One of the most important lessons one learns from traveling abroad is to be culturally sensitive. A self-professed sophisticate like myself would never want to be considered to be the prototypical “Ugly American.”


Yet as I’m visiting the Persian Gulf kingdom of Qatar I’ve been thinking about who gets to decide on culture.


Most of us believe that certain practices are beyond the bounds of tolerance. Consider the Indian practice of suttee—the burning of widows—which Britain banned. Set aside whether the British government should have shown up with soldiers, guns, and warships and claimed the Indian subcontinent as its own; once there, surely it was right to forbid murder.


In a story that may be apocryphal but should be true even if not, an Indian complained to a British colonial official that it was tradition to burn widows on their deceased husbands’ funeral pyres. The official replied, according to the story, that it was British tradition to execute those who burned widows on their deceased husbands’ funeral pyres.


Of course, nothing like suttee is going on in Qatar. Indeed, as Muslim societies go, it is a pretty liberal place. Observance of conservative Islamic tenets is routine but often not deeply held. Some younger Qatar citizens (and TV cameramen!) look a lot like their Western counterparts. I wasn’t the only person on my flight to arrive wearing shorts. Hotels that cater to Westerners serve alcohol and provide Western television stations. Men and women use the gym together.


Still, visitors are warned to be sensitive, especially of dress. People should be modest in all circumstances. Shorts are tolerated, but should hit the knee. Shoulders should be covered.

In response, I left my short red running shorts at home. They are unexceptional in America, but I figured my longer gray gym shorts would be more appropriate for my daily walk. (My marathon-running days ended with a knee implant more than seven years ago.) I wore a muscle shirt in the gym and was going to change to a t‑shirt for my walk, but it was hot and sunny even at 6:30 am. So I figured, what the heck? My hotel is in an isolated area in the midst of multiple construction projects, so I doubted there were many fundamentalists around who would be upset to see my shoulders. I repeated the experiment on the second morning without incident.

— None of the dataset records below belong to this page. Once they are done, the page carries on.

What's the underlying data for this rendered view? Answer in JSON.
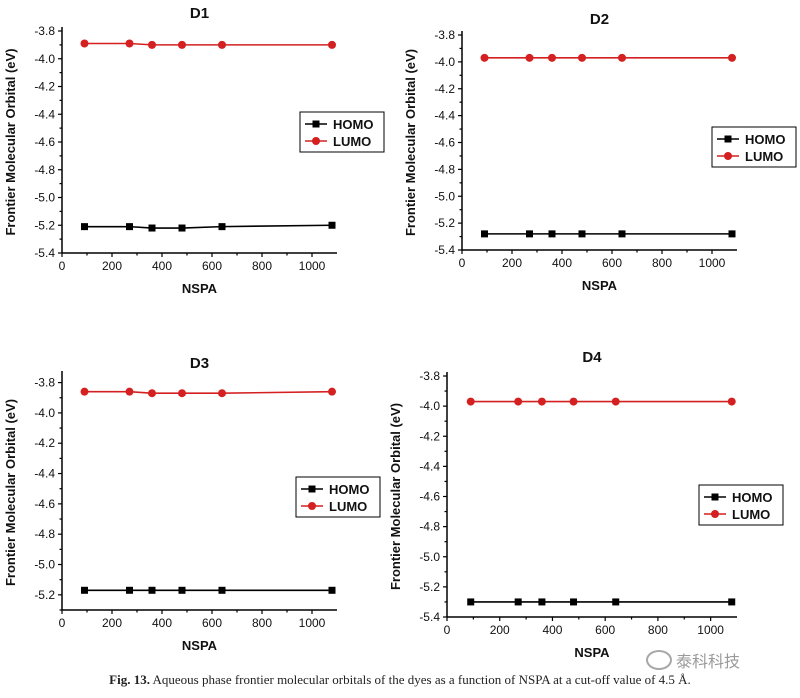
{
  "chart_data": [
    {
      "type": "line",
      "title": "D1",
      "xlabel": "NSPA",
      "ylabel": "Frontier Molecular Orbital (eV)",
      "xlim": [
        0,
        1100
      ],
      "ylim": [
        -5.4,
        -3.8
      ],
      "x_ticks": [
        "0",
        "200",
        "400",
        "600",
        "800",
        "1000"
      ],
      "y_ticks": [
        "-3.8",
        "-4.0",
        "-4.2",
        "-4.4",
        "-4.6",
        "-4.8",
        "-5.0",
        "-5.2",
        "-5.4"
      ],
      "legend_position": "right-middle",
      "grid": false,
      "x": [
        90,
        270,
        360,
        480,
        640,
        1080
      ],
      "series": [
        {
          "name": "HOMO",
          "marker": "square",
          "color": "#000000",
          "values": [
            -5.21,
            -5.21,
            -5.22,
            -5.22,
            -5.21,
            -5.2
          ]
        },
        {
          "name": "LUMO",
          "marker": "circle",
          "color": "#d42020",
          "values": [
            -3.89,
            -3.89,
            -3.9,
            -3.9,
            -3.9,
            -3.9
          ]
        }
      ]
    },
    {
      "type": "line",
      "title": "D2",
      "xlabel": "NSPA",
      "ylabel": "Frontier Molecular Orbital (eV)",
      "xlim": [
        0,
        1100
      ],
      "ylim": [
        -5.4,
        -3.8
      ],
      "x_ticks": [
        "0",
        "200",
        "400",
        "600",
        "800",
        "1000"
      ],
      "y_ticks": [
        "-3.8",
        "-4.0",
        "-4.2",
        "-4.4",
        "-4.6",
        "-4.8",
        "-5.0",
        "-5.2",
        "-5.4"
      ],
      "legend_position": "right-middle",
      "grid": false,
      "x": [
        90,
        270,
        360,
        480,
        640,
        1080
      ],
      "series": [
        {
          "name": "HOMO",
          "marker": "square",
          "color": "#000000",
          "values": [
            -5.28,
            -5.28,
            -5.28,
            -5.28,
            -5.28,
            -5.28
          ]
        },
        {
          "name": "LUMO",
          "marker": "circle",
          "color": "#d42020",
          "values": [
            -3.97,
            -3.97,
            -3.97,
            -3.97,
            -3.97,
            -3.97
          ]
        }
      ]
    },
    {
      "type": "line",
      "title": "D3",
      "xlabel": "NSPA",
      "ylabel": "Frontier Molecular Orbital (eV)",
      "xlim": [
        0,
        1100
      ],
      "ylim": [
        -5.3,
        -3.75
      ],
      "x_ticks": [
        "0",
        "200",
        "400",
        "600",
        "800",
        "1000"
      ],
      "y_ticks": [
        "-3.8",
        "-4.0",
        "-4.2",
        "-4.4",
        "-4.6",
        "-4.8",
        "-5.0",
        "-5.2"
      ],
      "legend_position": "right-middle",
      "grid": false,
      "x": [
        90,
        270,
        360,
        480,
        640,
        1080
      ],
      "series": [
        {
          "name": "HOMO",
          "marker": "square",
          "color": "#000000",
          "values": [
            -5.17,
            -5.17,
            -5.17,
            -5.17,
            -5.17,
            -5.17
          ]
        },
        {
          "name": "LUMO",
          "marker": "circle",
          "color": "#d42020",
          "values": [
            -3.86,
            -3.86,
            -3.87,
            -3.87,
            -3.87,
            -3.86
          ]
        }
      ]
    },
    {
      "type": "line",
      "title": "D4",
      "xlabel": "NSPA",
      "ylabel": "Frontier Molecular Orbital (eV)",
      "xlim": [
        0,
        1100
      ],
      "ylim": [
        -5.4,
        -3.8
      ],
      "x_ticks": [
        "0",
        "200",
        "400",
        "600",
        "800",
        "1000"
      ],
      "y_ticks": [
        "-3.8",
        "-4.0",
        "-4.2",
        "-4.4",
        "-4.6",
        "-4.8",
        "-5.0",
        "-5.2",
        "-5.4"
      ],
      "legend_position": "right-lower",
      "grid": false,
      "x": [
        90,
        270,
        360,
        480,
        640,
        1080
      ],
      "series": [
        {
          "name": "HOMO",
          "marker": "square",
          "color": "#000000",
          "values": [
            -5.3,
            -5.3,
            -5.3,
            -5.3,
            -5.3,
            -5.3
          ]
        },
        {
          "name": "LUMO",
          "marker": "circle",
          "color": "#d42020",
          "values": [
            -3.97,
            -3.97,
            -3.97,
            -3.97,
            -3.97,
            -3.97
          ]
        }
      ]
    }
  ],
  "caption": {
    "label": "Fig. 13.",
    "text": " Aqueous phase frontier molecular orbitals of the dyes as a function of NSPA at a cut-off value of 4.5 Å."
  },
  "watermark": {
    "text": "泰科科技",
    "icon": "wechat-icon"
  }
}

But should I even care? If I was visiting Pakistan (as I did a couple months ago) or one of many other “real” nations with a Muslim majority, I would answer “Of course.” But citizens of Qatar, like most of the other Gulf sheikdoms, have effectively subcontracted their society to others. Oil wealth means the government, which essentially is a wholly-owned subsidiary of the al-Thani royal family, hires foreigners to fill most jobs except security.


Hotel staff, drivers, construction workers, sound and video personnel, airport workers, and most everyone else, skilled and unskilled alike, are foreigners. Qatar’s population is roughly 1.9 million. Barely 250,000 of them are citizens, less than 15 percent. In a contract sense, the 250,000 have a perfect right to hire whoever they want with whatever conditions they want. That could include respecting the local culture.


However, people do not come as empty vessels. They have beliefs and habits. Together they have communal practices that reappear when they congregate together. In Qatar one quarter of the population is from India. Another 25 percent comes from elsewhere in the Indian subcontinent—Nepal, Pakistan, and Sri Lanka. One out of 10 comes from the Philippines. Some of these foreign residents are Muslim, but most are not. Add the many tourists and businessmen who visit and Qatar looks even less traditional. In sum, Qatar today is a different Qatar from yesterday. It is unreasonable to expect Qatar’s culture to be unaffected by the change.


It’s really a matter of choice. If you submerge your society in foreigners who believe and act differently than yourself, can you really expect them not to act as they believe in your nation? Or should you accept the fact that you are inviting in their culture along with them? So don’t complain if they wear skimpy clothes, drink different liquids, follow other religions, and so on.


I still have the feeling that I’m a guest here and don’t want to act like the Ugly American. But I’m feeling a bit less sympathetic about local cultural sensitivities. Almost everyone I’ve met here in Qatar is from somewhere else. Who should get to decide what culture in Qatar should be?